The upshot, according to Onion Friends:
If you have ever donated to Torservers, or Tails or Riseup via a European bank transaction, your data (IBAN account number, name of account holder, amount and date) is very likely now in the hands of the German police.
The group’s lawyers tried to get Onion Friends’ equipment back, including equipment that it doesn’t even own itself. Police refused, the group said. Zwiebelfreunde is taking the police to court over that and other issues, including a claim that police didn’t adhere to seizure of specific items mentioned in a warrant.
From the group’s post:
We argue that even the original warrants and seizures were clear overreach, and that this was used as an excuse to get access to member data and donor data. We have nothing to do with Riseup’s infrastructure. During the raids, the police forces clearly gave the impression that they knew we had nothing to do with either Riseup or the “ruckus tourist” blog. None of us had even heard of that blog before!
Bartl isn’t a defendant in the case; rather, he’s a witness. He told Der Spiegel that he and others at Onion Friends have been unable to return to work since the raids:
Normal work has not been possible since then.
I had to take a vacation. We are still trying to process what happened.
German police declined to comment on the case when contacted by Der Spiegel. As far as the office of the Munich Attorney General goes, staffers told the newspaper that the people affected by the search weren’t suspicious, and that law enforcement is still evaluating the confiscated computers and data media.
Der Spiegel also reports that the raid on Bartl’s project, OpenLab, in Augsburg produced a bag of seized items that included an item created by a 3D printer. It wound up in a bag of seized evidence, labelled as “causing explosive explosions.” You can see it in all its nonexplosive non-explosion action on YouTube as it launches plastic rockets across the room.
You can see how police figured they shouldn’t take any chances when it comes to heading off terrorist acts: its inventors dubbed that cute gadget “OpenLab F-Bomb Launcher.”
Do the raids reek of prosecutorial overreach? Were they reasonable acts for investigators trying to prevent violence? Are they yet another assault on people’s attempts to maintain privacy, anonymity and security? …or are they all of the above? Readers, your thoughts are welcome, as always.
Bob Henrys
As a person who runs 3 full-time exit nodes on offsite dedicated, unlimited bandwidth, VPS’s. Each doing well over 100 terabytes of send and receive each month.
($40 bucks a month I pay for all three.)
It takes less then 5 mins to spinup an Exit Node on linux and edit the config.ini.
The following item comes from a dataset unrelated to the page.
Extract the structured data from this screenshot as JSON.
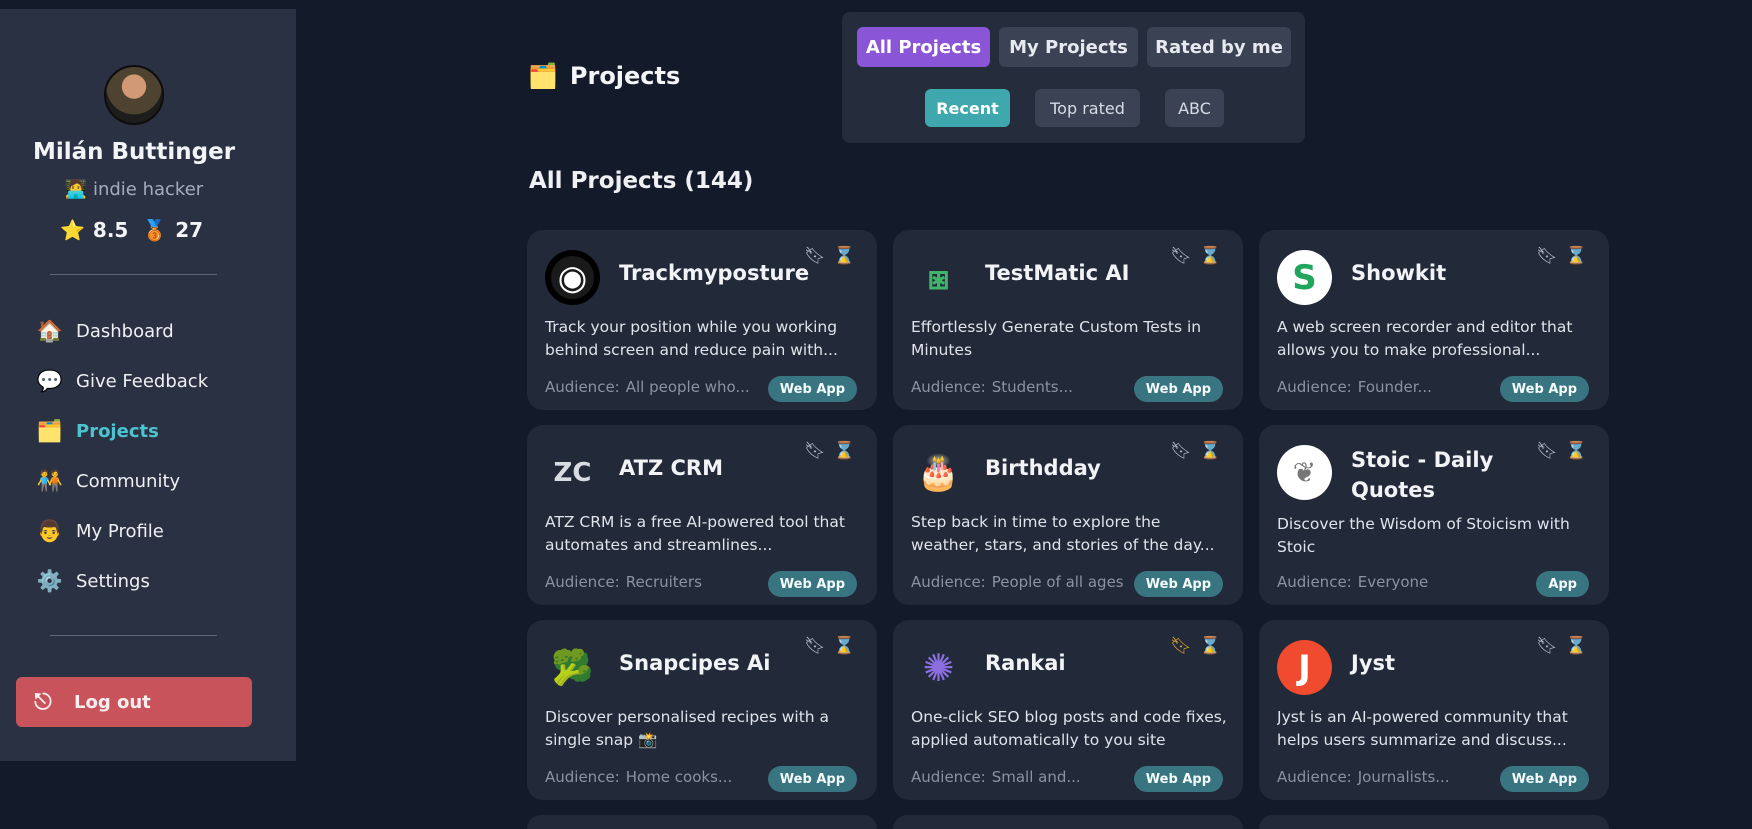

This is such a waste of police/law resource’s and peoples time and money. Nothing of value is stored on an exit node.
Unless they keep it running and spy on it.. But even then.. No one knows who is who on Tor.
These raids on ToR Exit nodes is simply a scare tactic.
Anonymous
Read the article. The police did not take anything related to the Tor operations, and the Tor operations are unaffected.
The raid was in relation to the group’s connection to another group. Whether that was justified or not is another matter.
Bob Henrys
Ahh, Thanks. I did miss that line.
“This is the list of things that Onion Friends believes was NOT affected by the raids:”
“any Torservers related infrastructure: Tor relays, mail servers, web servers.”
I guess they got lucky.
DannAgro
Probably the main reason for this ridiculous raid was as a massive fishing expedition to gain an insight into the political structure and members of these groups, saving the police the trouble of getting the same information by conventional, legal police methods.
The information gained will be doubtless passed around the Five Eyes group so that all these “dangerous” individuals can be watched and harassed when they travel abroad.